Monsignor Farrell is looking forward to coming to Kilkenny, and as a man who is very interested in heritage and history, he feels he will certainly fit in.
A native of Castetown/Georghan, a village in Westmeath where hurling is the number one sport, Monsignor Farrell recalls a previous parishioner who came to Kilkenny, a friar called Anthony McGeoghegan back in 1665 who met Bishop Rinuccini during the Confederation years in Kilkenny. Anthony was subsequently made the Bishop of Clonmacnoise in the diocese of Meath. So Dermot Farrell is now the second bishop, in four hundred years to come from the Westmeath village.
“We can learn from history, not just about facts but how issues were dealt with, how we react in times of crisis.”
As far as Monsignor Farrell is concerned, the biggest challenge to the church is dealing with the apathy out there. "That obviously affects everything in the church - attendance, faith, prayer and then on to vocations. We need to be more involved in a life of prayer, we need people living in faith.
“We know there are no vocations, it's not a problem just confined to Ossory, or Ireland, but a European one in particular. Considering marriage among priests, that;s not going to solve the problem.
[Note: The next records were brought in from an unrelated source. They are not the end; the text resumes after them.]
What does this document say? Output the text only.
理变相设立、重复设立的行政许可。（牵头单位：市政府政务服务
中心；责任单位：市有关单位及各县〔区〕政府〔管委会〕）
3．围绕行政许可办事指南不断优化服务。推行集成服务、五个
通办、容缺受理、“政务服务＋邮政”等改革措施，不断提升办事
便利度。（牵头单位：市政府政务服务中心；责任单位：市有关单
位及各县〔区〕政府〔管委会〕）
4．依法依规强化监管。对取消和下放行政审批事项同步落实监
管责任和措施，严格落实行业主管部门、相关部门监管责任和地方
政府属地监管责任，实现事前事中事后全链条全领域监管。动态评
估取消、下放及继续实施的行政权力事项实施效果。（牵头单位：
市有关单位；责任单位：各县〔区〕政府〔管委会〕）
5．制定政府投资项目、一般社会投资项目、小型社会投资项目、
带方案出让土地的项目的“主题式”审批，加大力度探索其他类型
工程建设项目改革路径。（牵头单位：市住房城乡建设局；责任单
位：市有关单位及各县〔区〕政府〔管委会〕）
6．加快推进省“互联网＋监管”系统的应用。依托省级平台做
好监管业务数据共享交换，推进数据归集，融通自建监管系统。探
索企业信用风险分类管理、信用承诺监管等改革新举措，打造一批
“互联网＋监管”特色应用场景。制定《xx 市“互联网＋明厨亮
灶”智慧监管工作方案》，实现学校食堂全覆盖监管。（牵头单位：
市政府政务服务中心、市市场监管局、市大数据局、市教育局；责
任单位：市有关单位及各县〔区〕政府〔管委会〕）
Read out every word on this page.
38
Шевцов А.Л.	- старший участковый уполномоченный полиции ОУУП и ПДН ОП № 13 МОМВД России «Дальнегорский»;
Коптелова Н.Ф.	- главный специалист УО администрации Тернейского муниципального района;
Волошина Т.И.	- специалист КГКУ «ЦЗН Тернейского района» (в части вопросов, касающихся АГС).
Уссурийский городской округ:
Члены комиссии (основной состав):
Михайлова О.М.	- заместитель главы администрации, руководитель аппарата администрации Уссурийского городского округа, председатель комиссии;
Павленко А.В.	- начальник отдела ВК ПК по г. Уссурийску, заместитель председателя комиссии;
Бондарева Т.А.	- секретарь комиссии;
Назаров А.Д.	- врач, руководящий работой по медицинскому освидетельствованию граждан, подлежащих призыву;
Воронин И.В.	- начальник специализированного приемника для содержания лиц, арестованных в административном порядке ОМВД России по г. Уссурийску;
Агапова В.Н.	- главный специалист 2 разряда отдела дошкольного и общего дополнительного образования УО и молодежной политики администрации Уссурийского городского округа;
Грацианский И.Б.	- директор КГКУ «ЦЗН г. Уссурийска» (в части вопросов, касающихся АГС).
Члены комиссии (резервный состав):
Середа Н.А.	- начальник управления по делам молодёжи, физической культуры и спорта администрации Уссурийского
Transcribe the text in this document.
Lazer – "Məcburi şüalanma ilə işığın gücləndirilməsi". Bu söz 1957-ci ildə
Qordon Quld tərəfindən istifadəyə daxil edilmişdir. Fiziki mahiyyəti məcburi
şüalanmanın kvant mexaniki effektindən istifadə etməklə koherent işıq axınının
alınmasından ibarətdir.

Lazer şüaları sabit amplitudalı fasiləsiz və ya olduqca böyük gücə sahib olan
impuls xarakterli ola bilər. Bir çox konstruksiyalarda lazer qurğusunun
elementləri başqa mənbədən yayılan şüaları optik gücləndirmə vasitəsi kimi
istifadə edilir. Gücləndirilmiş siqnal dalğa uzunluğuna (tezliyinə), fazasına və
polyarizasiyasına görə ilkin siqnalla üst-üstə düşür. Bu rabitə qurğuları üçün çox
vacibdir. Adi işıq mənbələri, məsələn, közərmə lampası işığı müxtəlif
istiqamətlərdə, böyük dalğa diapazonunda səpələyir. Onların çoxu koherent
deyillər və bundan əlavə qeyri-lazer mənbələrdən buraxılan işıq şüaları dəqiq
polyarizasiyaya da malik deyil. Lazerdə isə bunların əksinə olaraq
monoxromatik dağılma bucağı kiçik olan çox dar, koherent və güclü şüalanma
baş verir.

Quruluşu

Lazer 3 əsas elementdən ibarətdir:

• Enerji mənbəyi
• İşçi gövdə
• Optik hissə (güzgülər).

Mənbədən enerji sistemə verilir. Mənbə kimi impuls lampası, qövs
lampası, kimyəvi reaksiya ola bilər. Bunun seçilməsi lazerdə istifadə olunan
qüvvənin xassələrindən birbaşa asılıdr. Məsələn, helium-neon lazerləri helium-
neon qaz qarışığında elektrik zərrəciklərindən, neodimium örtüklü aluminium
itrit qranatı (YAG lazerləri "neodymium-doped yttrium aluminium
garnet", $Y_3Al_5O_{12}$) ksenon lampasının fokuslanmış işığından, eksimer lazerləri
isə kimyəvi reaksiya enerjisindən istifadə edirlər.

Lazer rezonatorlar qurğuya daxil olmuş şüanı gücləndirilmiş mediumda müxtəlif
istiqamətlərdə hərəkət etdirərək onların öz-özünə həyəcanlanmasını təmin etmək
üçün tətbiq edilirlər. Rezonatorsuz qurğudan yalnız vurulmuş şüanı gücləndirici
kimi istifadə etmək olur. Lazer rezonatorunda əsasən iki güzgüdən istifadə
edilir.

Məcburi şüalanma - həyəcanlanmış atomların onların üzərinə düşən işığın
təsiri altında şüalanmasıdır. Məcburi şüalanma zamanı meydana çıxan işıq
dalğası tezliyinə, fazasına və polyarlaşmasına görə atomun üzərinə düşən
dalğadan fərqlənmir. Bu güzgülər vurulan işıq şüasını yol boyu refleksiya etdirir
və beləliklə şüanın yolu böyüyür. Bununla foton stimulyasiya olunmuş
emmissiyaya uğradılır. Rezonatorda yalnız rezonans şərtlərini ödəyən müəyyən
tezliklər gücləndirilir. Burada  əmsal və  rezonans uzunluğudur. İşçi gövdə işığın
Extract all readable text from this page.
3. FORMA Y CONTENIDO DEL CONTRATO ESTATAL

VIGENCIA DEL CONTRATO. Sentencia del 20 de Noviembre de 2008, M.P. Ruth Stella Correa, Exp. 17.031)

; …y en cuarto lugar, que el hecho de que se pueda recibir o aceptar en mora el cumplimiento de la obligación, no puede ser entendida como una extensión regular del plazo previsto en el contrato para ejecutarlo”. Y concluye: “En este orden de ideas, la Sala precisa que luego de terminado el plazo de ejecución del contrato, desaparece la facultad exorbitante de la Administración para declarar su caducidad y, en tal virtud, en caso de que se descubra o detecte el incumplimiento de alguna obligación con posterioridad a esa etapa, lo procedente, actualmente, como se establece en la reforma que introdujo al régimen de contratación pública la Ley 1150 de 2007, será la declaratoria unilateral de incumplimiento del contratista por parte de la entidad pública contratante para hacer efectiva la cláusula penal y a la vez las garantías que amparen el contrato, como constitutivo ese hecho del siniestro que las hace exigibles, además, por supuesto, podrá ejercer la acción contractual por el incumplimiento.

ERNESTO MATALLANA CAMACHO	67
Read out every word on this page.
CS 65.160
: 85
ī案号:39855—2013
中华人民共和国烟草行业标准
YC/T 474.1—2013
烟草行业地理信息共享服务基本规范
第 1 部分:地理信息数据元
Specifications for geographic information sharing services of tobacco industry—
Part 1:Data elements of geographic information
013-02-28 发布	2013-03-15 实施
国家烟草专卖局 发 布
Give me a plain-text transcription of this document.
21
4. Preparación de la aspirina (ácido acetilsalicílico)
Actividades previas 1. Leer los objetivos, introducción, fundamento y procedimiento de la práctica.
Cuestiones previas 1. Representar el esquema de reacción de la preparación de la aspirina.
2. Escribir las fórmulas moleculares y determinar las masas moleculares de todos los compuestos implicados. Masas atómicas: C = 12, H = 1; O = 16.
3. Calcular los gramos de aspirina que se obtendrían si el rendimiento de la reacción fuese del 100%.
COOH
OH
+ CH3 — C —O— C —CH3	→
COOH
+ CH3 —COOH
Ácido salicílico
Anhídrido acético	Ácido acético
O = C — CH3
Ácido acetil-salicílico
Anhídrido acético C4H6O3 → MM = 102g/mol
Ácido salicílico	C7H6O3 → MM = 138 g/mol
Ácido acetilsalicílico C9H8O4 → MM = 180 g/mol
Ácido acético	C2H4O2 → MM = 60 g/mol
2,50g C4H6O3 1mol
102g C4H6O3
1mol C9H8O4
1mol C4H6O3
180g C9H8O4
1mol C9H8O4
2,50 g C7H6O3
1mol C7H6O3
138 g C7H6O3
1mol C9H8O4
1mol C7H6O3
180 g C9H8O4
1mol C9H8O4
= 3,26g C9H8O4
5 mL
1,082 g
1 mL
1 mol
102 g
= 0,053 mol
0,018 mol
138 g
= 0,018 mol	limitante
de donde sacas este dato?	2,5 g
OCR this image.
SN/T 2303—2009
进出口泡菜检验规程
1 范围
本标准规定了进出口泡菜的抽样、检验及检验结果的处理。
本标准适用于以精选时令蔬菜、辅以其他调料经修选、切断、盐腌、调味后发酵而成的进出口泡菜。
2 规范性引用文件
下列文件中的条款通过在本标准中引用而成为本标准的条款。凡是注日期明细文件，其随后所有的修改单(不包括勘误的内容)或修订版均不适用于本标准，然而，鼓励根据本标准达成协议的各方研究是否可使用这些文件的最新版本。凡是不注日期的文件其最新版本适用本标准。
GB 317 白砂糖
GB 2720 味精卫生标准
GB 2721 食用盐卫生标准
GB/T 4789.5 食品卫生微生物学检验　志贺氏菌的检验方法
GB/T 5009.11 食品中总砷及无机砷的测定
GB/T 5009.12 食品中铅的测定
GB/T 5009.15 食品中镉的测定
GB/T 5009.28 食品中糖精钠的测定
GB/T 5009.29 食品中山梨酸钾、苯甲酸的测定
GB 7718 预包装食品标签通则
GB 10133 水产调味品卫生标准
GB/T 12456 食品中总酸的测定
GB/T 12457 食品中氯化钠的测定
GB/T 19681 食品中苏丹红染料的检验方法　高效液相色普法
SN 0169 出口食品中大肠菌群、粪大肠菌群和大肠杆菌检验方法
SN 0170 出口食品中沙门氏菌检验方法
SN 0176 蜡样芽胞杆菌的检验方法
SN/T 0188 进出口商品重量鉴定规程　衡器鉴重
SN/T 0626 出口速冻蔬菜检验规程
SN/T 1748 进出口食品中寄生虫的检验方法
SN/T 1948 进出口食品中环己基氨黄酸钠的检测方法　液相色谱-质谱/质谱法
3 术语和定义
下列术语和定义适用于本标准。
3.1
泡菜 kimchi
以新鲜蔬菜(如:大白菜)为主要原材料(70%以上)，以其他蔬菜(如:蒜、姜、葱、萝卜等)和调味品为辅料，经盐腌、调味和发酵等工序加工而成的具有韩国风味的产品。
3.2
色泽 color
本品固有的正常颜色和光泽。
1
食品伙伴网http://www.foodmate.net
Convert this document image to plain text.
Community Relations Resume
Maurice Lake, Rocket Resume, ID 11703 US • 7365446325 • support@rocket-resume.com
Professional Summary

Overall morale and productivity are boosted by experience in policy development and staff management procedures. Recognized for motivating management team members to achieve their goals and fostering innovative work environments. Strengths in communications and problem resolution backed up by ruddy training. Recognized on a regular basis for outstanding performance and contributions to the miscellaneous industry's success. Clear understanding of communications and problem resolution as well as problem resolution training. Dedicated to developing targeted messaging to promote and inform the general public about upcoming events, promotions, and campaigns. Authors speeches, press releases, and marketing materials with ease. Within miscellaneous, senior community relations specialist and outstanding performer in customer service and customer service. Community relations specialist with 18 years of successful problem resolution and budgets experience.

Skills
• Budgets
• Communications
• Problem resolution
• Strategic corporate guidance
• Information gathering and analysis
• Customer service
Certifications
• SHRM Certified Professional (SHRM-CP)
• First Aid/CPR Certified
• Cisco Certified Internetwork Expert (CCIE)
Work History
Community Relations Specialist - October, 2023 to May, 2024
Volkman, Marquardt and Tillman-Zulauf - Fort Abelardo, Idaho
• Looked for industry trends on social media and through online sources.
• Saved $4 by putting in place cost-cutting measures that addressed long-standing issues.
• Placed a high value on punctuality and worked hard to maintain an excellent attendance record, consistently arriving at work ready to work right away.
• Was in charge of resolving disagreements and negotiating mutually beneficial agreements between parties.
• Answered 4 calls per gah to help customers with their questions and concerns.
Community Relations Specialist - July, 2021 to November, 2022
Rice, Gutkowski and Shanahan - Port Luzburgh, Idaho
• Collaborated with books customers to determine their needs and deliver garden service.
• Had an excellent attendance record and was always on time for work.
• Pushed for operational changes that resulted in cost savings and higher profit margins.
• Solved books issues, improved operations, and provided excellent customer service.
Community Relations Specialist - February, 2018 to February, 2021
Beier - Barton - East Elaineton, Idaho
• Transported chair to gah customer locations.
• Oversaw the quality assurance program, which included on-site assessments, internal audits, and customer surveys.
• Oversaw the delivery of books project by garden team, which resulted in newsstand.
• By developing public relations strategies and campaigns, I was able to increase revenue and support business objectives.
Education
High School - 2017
It's about a renewal of commitment, and it is complex.”
Bishop Farrell will be managing a diocese where the average age of priest is in the high 60s.
“We need to make the situation as best we can, but there will be implications for parishes, and changes in the numbers of priests in areas. When I grew up in our parish there were three priests, now there's one.”
And with that level of interest in his heritage, Monsignor Farrell is certainly impressed at the work done on St Mary 's Cathedral. “I've always liked Kilkenny, it's a very historic county, and the people are proud of their area, and preserve it., Indeed it's a business for Kilkenny. And I'm extremely impressed with the work done on the Cathedral and the chapter rooms.”
Monsignor Farrell has been parish priest of Dunboyne in Meath for over ten years. And he cites this as a strong advantage in taking up the Bishops role here in Ossory - “I will have come from a pastoral role, a role I really enjoyed. It’s a strength I'd have in that I enjoy meeting people, I love talking to people and gaining a greater understanding of their lives. Of course running a diocese requires you to have experience in administration, and I gained that during my time as President of St Patrick's College in Maynooth."It's obvious he wants to hit the ground running. Last weekend, a tour of the diocese taking in significant sites from Seir kieran to the Cathedral fell victim to Storm Emma, but the new bishop is eagerly awaiting starting his new role, attending confirmation throughout the diocese and meeting his new community.
“The diary is filling up fast, and I'm looking forward to getting out and about, particularly over the Easter period.”
Bishop-elect Farrell will be ordained next Sunday, March 11, 3pm at St Mary's Cathedral in Kilkenny.